If we want to be like God, if we want to resemble him then we cannot make repentance a precondition, we cannot say; “I will not forgive you until you come to ask for it”. When we do that, we fence in grace at work within us. Let us remember St Paul’s words: “God proved his love for us in that while we still were sinners Christ died for us” (Rm 5:8).
The initiative is from God, the offended party, who comes to us, the offenders and forgives us.
Let us return to the Garden of Eden and we see that it is always God who takes the initiative. He looks for Adam and Eve, and ever since then, it is always the Lord who takes the first step in our direction. The Lord is unceasingly looking for us, coming to us, over and over again the Lord says to us as he said to Zacchaeus: “I must come to your house” (Lk 19:5).
In Christ, God comes to us and makes peace with us, he alone is able to move us away from a situation of enmity to a positive life-giving relationship. Christ is the central agent of overcoming sin by forgiveness, he frees us and opens the way forward. In our relationships with one another, we, as Christ-bearers, have been confided the message and the ministry of forgiveness and reconciliation (cf. 2Co 5:18-19). In his generosity and humility, God gives us the grace and the power to become like him and to break the deadly circle of bitterness, all forms of violence, including those most subtle forms of violence which are the silent treatment and exclusion of others.

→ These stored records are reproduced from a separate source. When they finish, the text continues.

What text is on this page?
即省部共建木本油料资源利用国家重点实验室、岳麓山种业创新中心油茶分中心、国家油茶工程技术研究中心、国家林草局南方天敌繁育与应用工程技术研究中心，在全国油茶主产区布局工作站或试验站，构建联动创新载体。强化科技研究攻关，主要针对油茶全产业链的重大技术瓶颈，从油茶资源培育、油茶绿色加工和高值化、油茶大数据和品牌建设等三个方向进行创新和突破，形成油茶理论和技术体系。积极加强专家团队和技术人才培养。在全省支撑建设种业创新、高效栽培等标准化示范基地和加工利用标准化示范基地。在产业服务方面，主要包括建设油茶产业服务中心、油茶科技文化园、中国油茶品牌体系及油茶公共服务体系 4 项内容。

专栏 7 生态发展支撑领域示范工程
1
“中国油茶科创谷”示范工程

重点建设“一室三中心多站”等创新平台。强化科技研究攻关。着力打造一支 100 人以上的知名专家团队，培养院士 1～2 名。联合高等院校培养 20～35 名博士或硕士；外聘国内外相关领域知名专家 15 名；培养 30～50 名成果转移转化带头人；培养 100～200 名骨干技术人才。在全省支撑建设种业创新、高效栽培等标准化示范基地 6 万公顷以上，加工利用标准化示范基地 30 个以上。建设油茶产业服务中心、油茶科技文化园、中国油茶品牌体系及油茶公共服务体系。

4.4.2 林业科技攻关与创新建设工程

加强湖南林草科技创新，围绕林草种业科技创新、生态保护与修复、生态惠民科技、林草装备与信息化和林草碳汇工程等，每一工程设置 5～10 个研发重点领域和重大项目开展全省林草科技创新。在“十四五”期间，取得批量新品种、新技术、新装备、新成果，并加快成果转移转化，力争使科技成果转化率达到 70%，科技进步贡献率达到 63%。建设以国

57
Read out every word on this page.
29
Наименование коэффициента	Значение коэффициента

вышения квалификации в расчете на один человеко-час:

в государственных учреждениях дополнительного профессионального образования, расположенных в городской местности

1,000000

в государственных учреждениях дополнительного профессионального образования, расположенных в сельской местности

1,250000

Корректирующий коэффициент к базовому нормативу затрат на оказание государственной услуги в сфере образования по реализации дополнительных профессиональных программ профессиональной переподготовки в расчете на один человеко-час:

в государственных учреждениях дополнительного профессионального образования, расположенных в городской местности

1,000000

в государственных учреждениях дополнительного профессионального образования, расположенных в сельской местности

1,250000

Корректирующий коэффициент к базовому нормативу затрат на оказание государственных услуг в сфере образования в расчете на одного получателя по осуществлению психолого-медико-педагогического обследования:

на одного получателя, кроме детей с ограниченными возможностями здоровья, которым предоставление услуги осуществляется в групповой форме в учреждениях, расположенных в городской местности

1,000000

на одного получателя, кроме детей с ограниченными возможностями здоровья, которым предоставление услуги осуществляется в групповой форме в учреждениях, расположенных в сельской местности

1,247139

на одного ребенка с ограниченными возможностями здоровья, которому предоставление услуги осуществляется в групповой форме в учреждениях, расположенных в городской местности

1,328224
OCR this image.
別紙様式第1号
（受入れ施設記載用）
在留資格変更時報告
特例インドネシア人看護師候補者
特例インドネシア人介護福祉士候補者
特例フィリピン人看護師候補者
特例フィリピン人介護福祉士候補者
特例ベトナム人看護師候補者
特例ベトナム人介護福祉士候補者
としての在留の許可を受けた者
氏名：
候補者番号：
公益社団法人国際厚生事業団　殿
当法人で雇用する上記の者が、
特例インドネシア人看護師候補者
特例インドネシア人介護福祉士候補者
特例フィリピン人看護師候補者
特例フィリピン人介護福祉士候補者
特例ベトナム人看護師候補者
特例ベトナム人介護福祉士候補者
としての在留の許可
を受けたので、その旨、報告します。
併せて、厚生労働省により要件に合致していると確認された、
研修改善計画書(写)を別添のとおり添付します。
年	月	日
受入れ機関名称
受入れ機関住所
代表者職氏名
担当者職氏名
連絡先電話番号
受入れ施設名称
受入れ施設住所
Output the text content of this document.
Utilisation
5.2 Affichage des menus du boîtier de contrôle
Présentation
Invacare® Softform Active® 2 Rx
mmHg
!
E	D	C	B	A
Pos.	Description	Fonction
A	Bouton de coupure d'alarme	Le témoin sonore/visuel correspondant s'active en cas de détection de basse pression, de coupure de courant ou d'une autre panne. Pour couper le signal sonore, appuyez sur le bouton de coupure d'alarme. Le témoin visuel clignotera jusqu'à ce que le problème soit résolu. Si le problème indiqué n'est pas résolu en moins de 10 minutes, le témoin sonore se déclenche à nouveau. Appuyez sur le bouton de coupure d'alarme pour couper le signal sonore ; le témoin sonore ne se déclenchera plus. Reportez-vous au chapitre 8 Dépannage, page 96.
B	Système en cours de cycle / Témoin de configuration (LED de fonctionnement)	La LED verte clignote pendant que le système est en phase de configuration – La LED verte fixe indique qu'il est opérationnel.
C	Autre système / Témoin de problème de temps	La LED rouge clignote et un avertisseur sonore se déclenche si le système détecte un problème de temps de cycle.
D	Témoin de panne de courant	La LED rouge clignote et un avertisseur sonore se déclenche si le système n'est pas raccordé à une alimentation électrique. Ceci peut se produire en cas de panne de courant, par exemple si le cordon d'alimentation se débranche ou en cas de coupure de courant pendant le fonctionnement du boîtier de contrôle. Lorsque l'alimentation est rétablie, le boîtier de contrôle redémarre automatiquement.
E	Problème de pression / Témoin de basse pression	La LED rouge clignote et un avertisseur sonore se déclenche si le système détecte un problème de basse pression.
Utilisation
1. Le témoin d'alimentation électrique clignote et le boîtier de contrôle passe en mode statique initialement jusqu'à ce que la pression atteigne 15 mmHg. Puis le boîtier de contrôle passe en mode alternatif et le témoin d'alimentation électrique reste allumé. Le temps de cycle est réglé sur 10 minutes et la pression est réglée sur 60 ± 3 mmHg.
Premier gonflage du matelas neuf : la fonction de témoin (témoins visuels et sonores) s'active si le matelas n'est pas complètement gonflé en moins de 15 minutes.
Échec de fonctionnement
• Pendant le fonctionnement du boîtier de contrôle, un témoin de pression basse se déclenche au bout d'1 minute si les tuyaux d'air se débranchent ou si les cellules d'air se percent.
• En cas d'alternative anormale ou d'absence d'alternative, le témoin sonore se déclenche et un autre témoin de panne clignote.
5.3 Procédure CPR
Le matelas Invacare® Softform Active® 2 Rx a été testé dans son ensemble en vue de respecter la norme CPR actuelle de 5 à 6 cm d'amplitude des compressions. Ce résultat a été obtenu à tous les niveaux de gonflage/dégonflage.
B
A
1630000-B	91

In our hearts, in our families, in our Churches and between our Churches, we are called to refuse to let hurt and violence committed against us contaminate our souls and poison our relationships. Etty Hillesum, a young Dutch Jewish woman killed in 1943 in Auschwitz, wrote in her journal: “Every atom of hate we add to this world makes it still more inhospitable”(J. 23.09.1942, p. 259). As Christians, what kind of atom do we want to add to our world?
Forgiveness is a small and narrow door that cannot be entered without stooping and struggling. It requires the courage to be humble, to hope “against all hope” (Rm 4:18), and to choose life, to choose the Lord who is life (cf. Jn 11:25).
Today and every day, the Lord knocks gently and with patience at the door of our hearts, repeating the words said to the people of Israel: “I have set before you life and death, blessings and curses. Choose life so that you and your descendants may live” (Dt 30:19).